Pasa una barquita por la laguna:

—Ahí llega la nave a bordo de la cual tenemos que cruzar el océano.

Hace frío y garúa:

—Estamos en la estepa rusa.

Y yo no me aguanto:

—Hasta que te dicen: Ahí viene un taxi. Chau chau, y quien te ha visto no se acuerda.

Me mira con cara de no apreciar mis ironías y sigue, que el domingo pasado estaban paseando por la costanera y una de las mosquitas larga:

—Ahí va una procesión de barcas llevando a la Virgen de Caacupé.

Y fue entonces, me dice Marzolini, cuando se acordó de la historia de la Niña Santa del cementerio.

—¿Sabés de qué hablo, no? ¿Conocés la historia de la Niña Santa?

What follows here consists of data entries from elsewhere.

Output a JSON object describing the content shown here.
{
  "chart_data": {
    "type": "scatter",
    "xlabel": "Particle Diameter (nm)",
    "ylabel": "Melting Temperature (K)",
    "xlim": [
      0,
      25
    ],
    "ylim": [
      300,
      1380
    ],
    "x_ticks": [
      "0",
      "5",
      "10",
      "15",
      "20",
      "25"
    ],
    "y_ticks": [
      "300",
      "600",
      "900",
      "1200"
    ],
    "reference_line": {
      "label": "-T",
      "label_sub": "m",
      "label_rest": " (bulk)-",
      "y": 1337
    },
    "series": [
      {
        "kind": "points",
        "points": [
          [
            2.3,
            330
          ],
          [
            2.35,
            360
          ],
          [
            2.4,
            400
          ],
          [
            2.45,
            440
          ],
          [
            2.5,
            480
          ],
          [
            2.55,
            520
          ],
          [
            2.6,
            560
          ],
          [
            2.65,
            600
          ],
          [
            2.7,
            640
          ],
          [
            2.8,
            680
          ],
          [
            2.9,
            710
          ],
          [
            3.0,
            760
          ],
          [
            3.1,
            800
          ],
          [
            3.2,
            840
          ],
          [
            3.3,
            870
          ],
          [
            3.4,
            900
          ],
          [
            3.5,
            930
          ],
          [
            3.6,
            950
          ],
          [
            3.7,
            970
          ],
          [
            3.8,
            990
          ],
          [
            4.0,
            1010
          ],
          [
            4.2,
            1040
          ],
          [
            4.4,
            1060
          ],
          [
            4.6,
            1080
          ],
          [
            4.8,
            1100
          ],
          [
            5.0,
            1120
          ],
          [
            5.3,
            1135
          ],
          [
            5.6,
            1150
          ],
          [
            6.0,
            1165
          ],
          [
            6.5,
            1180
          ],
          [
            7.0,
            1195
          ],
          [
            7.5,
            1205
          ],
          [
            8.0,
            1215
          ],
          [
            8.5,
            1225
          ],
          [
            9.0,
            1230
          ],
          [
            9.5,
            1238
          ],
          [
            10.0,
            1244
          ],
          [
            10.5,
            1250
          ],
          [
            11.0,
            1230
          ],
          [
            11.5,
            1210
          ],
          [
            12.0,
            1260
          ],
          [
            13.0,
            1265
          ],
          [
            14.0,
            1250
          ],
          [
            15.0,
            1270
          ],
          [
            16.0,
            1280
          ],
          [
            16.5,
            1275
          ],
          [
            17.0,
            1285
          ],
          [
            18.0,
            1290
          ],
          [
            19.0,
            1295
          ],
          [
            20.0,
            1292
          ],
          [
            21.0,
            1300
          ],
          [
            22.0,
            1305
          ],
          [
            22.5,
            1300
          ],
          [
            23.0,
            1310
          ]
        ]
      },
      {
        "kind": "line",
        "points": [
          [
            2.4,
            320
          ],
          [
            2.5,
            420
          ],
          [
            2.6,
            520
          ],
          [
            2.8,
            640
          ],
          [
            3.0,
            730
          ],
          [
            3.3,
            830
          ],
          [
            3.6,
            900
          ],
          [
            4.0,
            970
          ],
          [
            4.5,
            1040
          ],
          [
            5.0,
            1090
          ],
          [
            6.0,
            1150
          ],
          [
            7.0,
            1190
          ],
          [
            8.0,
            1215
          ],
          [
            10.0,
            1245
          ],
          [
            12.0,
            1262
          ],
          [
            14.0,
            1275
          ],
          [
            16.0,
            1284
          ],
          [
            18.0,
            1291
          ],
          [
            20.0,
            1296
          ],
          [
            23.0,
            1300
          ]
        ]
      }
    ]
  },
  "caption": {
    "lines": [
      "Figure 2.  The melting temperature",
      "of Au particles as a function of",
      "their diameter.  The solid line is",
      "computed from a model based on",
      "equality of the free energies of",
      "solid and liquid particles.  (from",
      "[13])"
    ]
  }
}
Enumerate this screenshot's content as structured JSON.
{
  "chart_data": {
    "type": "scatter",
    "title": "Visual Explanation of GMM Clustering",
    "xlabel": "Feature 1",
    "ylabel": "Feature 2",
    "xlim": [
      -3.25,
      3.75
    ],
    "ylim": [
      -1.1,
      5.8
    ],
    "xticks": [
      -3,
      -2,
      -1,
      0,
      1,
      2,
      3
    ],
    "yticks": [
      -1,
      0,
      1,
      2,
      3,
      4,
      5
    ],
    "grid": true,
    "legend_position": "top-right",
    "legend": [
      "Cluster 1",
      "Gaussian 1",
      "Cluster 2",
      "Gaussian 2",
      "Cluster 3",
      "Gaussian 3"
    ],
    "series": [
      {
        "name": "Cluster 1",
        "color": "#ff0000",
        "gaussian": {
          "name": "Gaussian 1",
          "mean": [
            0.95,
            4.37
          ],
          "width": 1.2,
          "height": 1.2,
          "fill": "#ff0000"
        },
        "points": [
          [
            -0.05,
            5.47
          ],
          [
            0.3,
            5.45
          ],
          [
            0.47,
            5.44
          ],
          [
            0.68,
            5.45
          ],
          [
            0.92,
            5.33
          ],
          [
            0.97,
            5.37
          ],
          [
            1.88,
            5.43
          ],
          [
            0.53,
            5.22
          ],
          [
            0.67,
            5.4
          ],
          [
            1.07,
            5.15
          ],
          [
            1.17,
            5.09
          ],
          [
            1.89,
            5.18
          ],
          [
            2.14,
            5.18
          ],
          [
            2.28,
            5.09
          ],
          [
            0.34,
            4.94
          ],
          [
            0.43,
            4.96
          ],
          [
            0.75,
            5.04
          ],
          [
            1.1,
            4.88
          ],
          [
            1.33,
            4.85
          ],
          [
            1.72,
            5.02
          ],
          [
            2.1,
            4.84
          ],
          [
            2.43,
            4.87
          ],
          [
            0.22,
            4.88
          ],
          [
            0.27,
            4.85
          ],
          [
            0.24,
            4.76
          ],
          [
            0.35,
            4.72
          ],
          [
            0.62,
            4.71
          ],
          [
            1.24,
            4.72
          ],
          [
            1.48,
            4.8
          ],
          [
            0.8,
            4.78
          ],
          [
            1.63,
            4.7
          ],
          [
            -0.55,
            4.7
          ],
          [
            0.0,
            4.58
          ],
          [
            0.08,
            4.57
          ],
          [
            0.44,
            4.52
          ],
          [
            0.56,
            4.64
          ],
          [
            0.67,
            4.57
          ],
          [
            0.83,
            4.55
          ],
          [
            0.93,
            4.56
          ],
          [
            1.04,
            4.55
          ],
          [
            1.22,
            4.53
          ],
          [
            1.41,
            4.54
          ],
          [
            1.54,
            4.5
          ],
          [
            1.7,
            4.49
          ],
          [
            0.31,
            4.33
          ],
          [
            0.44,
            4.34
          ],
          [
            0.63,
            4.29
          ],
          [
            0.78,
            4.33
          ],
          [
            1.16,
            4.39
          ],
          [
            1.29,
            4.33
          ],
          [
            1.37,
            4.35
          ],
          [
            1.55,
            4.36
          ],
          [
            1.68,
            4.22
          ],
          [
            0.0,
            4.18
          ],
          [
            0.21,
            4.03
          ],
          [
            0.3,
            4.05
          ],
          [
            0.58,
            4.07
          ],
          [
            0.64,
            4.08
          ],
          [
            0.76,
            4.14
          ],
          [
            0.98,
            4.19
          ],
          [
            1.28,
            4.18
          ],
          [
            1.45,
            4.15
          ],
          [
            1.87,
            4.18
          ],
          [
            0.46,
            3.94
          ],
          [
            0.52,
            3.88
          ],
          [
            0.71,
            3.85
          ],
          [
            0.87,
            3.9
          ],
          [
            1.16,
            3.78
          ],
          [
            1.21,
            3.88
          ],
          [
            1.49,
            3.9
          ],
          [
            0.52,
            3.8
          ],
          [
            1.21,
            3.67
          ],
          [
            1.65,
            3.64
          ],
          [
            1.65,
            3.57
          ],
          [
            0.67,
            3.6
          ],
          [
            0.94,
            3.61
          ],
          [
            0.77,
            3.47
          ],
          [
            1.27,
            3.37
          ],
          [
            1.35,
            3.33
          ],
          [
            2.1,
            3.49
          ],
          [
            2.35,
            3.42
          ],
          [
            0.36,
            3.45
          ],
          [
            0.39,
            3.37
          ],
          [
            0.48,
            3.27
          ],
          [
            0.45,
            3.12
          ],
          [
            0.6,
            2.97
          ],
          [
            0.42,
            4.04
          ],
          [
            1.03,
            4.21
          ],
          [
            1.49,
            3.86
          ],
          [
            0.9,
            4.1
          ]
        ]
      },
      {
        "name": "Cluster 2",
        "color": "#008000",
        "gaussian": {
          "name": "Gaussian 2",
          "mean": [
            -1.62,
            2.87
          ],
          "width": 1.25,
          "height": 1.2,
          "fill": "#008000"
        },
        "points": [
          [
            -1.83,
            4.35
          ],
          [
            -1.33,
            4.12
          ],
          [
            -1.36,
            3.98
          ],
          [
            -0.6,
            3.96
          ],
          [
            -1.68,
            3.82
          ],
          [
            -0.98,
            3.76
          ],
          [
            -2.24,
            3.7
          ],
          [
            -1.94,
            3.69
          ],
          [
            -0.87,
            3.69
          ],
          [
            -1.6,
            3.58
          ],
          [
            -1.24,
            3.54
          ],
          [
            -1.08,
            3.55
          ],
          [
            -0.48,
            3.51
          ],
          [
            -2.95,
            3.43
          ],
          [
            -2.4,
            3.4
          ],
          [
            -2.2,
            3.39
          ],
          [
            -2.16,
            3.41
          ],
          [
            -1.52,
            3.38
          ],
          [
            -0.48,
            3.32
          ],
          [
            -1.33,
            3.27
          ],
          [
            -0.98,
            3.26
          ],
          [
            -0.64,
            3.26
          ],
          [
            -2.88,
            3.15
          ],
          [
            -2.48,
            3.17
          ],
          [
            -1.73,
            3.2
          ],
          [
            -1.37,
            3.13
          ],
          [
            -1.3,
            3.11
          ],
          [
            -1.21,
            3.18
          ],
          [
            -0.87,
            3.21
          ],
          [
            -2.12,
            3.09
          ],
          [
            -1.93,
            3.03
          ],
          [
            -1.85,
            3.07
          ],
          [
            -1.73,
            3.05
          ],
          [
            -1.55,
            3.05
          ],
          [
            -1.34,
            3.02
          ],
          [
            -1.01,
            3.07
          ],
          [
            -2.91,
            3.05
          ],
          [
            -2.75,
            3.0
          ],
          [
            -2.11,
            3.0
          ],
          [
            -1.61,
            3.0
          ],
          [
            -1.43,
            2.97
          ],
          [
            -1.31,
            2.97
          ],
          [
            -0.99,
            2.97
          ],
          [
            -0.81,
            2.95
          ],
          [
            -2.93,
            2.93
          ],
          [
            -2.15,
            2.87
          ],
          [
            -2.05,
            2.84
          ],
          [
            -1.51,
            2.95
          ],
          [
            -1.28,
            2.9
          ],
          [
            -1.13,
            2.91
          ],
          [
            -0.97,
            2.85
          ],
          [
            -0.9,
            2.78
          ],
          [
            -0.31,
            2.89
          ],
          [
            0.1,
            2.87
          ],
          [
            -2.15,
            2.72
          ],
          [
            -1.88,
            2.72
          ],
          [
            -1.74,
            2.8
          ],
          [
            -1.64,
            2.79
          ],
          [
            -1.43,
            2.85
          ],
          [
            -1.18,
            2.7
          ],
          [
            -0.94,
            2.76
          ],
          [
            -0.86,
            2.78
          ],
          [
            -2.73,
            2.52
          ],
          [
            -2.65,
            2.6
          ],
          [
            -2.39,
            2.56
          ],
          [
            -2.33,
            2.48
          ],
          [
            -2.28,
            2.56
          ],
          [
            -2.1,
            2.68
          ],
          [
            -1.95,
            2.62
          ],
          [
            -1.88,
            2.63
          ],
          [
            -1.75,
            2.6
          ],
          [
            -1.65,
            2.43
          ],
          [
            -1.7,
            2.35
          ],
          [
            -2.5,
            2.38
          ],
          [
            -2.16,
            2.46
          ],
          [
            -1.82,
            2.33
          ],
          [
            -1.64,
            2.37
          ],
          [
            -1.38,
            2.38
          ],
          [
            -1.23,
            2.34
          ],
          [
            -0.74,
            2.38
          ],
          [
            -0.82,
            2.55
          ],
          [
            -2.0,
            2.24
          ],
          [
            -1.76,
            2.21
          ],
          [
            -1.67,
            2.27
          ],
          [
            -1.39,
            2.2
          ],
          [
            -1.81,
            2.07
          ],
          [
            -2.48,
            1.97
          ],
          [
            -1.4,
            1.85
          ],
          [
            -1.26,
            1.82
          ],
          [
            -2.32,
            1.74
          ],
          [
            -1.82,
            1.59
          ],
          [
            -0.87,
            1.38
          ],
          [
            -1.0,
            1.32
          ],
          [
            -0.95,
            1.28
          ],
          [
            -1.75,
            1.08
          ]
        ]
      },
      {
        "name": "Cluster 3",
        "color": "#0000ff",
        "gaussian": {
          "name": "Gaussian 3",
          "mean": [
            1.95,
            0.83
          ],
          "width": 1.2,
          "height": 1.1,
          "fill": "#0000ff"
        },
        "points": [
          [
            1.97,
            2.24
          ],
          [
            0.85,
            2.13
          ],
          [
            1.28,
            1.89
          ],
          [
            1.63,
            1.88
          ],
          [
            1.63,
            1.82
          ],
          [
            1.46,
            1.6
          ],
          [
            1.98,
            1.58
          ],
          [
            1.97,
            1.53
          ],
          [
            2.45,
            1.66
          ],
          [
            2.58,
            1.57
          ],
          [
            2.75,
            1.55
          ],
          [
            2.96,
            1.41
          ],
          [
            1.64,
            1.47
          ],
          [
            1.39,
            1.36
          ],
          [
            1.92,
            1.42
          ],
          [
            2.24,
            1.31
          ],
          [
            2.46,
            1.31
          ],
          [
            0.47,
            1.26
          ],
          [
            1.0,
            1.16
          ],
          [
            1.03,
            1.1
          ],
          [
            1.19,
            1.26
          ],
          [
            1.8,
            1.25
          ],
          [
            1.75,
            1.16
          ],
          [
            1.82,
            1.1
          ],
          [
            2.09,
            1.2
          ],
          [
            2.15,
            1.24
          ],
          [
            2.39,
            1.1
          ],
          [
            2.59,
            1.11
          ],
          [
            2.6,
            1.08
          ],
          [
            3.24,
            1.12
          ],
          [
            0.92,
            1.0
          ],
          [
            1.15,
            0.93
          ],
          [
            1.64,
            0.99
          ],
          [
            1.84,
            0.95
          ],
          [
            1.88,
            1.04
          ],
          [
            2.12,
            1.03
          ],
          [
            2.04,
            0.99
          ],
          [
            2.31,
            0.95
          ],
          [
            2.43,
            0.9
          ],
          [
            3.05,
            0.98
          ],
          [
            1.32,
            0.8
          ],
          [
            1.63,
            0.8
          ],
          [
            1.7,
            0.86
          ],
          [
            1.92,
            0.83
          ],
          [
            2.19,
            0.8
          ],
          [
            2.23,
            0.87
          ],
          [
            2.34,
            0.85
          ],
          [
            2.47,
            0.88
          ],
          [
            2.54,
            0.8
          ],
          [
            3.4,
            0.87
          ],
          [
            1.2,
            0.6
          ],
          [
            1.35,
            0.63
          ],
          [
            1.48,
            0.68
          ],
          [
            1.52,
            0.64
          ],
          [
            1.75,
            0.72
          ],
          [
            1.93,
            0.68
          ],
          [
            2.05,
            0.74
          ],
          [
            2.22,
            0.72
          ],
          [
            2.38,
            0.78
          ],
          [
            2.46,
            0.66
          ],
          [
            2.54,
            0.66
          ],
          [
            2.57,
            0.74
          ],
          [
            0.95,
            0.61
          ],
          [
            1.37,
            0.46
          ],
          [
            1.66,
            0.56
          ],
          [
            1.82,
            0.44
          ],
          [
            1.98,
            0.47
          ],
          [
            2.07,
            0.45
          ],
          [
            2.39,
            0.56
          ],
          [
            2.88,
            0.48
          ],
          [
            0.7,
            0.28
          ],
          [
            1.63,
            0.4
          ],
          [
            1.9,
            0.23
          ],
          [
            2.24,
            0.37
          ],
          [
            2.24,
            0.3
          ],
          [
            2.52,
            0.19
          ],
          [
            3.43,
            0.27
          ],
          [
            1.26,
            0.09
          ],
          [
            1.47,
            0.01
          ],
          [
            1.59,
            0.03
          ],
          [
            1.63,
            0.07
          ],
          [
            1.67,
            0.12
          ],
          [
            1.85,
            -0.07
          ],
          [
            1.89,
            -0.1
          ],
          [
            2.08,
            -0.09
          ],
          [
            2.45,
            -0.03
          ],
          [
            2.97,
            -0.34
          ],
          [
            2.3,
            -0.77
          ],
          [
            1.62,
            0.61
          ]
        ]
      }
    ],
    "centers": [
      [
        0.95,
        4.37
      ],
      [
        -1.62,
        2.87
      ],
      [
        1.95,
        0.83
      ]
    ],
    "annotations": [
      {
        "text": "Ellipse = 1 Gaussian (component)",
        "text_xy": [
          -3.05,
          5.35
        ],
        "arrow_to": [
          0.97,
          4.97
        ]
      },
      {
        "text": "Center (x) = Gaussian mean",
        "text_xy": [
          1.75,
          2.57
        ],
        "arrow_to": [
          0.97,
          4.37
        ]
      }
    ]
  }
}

Me dejé sacudir por los espasmos:

—Me estaba durmiendo... ¿La santa de qué?

—La santa del panteón, la que hace milagros. En la época en que escribía cartas para nadie, antes de que apareciera esa mujer que me salvó la vida...

—Que a vos también te debe la vida, porque estaba cianótica, azul, con el cordón umbilical anudado en el cogote, el cordón del que le colgaban un marido, dos hijos y una suegra. (El chiste no le gusta, larga una risita distraída y sigue:)

—En esa época en que yo andaba desesperado, invisible para todos, fui una vez al cementerio y vi ese panteón enrejado para que la gente no se meta, pero por los barrotes los promesantes echan de todo, exvotos, vestidos de novia, muletas, y miles de papelitos pidiendo gracias. La cosa me deslumbró. Empecé a escribir a los muertos. Y la primera cartita fue la que eché ahí dentro de ese mausoleo. ¿Conocés la historia de la Niña Santa?

—No es santa. No está reconocida por la Santa Madre Iglesia y por lo tanto es solo un motivo de superstición. Dios quiera que yo sepa resistir a esa credulidad de ignorantes. Ya te dije más de una vez que no vayas para ese lado que no me gusta. Hasta prefiero la historia de Dido, la emperatriz venusina que se arrancó las antenas cuando decidiste volver a la Tierra. No me hagas enojar.

—Te pregunté si conocías su historia. Nunca pude contártela y tuve que recurrir a viejas prácticas para que alguien pudiera escucharme. Mejor que ni hablemos.

—Sí, mejor no hablemos, porque la verdad es que mucho no me interesa.

El Gran Gatsby se enoja. Se levanta y sin el mínimo charme escupe:

—Ya es tarde. Mañana madrugo. Te abro el garaje.